Una mesa redonda, siempre. Es lo que prefiere. Redonda y despegada de las paredes. Eso permite la misma libertad de movimiento para todos los comensales. Especialmente si se trata de la parte de la familia que toca ver todos los días. En esos casos, ocupan una posición relativa distinta cada noche. La rutina, piensa, es mala aliada si alguien se sienta siempre en el lugar más cercano al lavavajillas: enseguida se establecen relaciones de poder. Ésas, que son tan malas consejeras.
Le gusta encargarse de las cenas del diario y así militar en su más firme convicción: que más allá de sobrevivir se trata de vivir. De paso evita que la cosa se resuelva con cualquier porquería y por cada quien a destiempo. Piensa, mientras pica menuditos los ajos, si no será una utopía transitar del triángulo a la circunferencia.
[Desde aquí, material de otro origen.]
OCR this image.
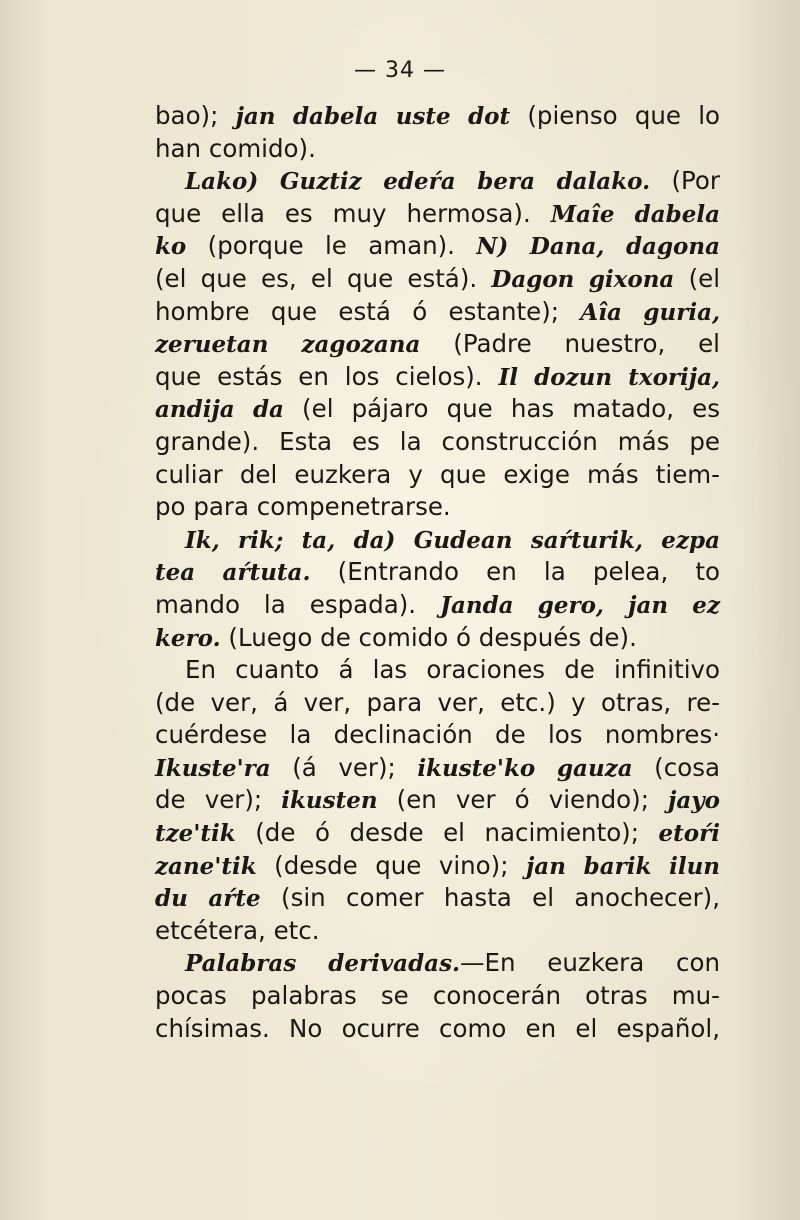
— 34 —
bao); jan dabela uste dot (pienso que lo
han comido).
Lako) Guztiz edeŕa bera dalako. (Por
que ella es muy hermosa). Maîe dabela
ko (porque le aman). N) Dana, dagona
(el que es, el que está). Dagon gixona (el
hombre que está ó estante); Aîa guria,
zeruetan zagozana (Padre nuestro, el
que estás en los cielos). Il dozun txorija,
andija da (el pájaro que has matado, es
grande). Esta es la construcción más pe
culiar del euzkera y que exige más tiem-
po para compenetrarse.
Ik, rik; ta, da) Gudean saŕturik, ezpa
tea aŕtuta. (Entrando en la pelea, to
mando la espada). Janda gero, jan ez
kero. (Luego de comido ó después de).
En cuanto á las oraciones de infinitivo
(de ver, á ver, para ver, etc.) y otras, re-
cuérdese la declinación de los nombres·
Ikuste'ra (á ver); ikuste'ko gauza (cosa
de ver); ikusten (en ver ó viendo); jayo
tze'tik (de ó desde el nacimiento); etoŕi
zane'tik (desde que vino); jan barik ilun
du aŕte (sin comer hasta el anochecer),
etcétera, etc.
Palabras derivadas.—En euzkera con
pocas palabras se conocerán otras mu-
chísimas. No ocurre como en el español,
Resurrección es jueza, horas antes de encargarse de añadir amor a las ollas, imparte justicia. Justicia supuestamente basada en el principio de igualdad ante la ley y entorpecida por una profunda desigualdad social. No siempre sabe cómo combinar esos ingredientes para que el resultado sea digerible. Lo que sabe es que siempre va de arriba a abajo. Es en ese deseo de igualdad en el que se funda su inquebrantable preferencia por una mesa redonda.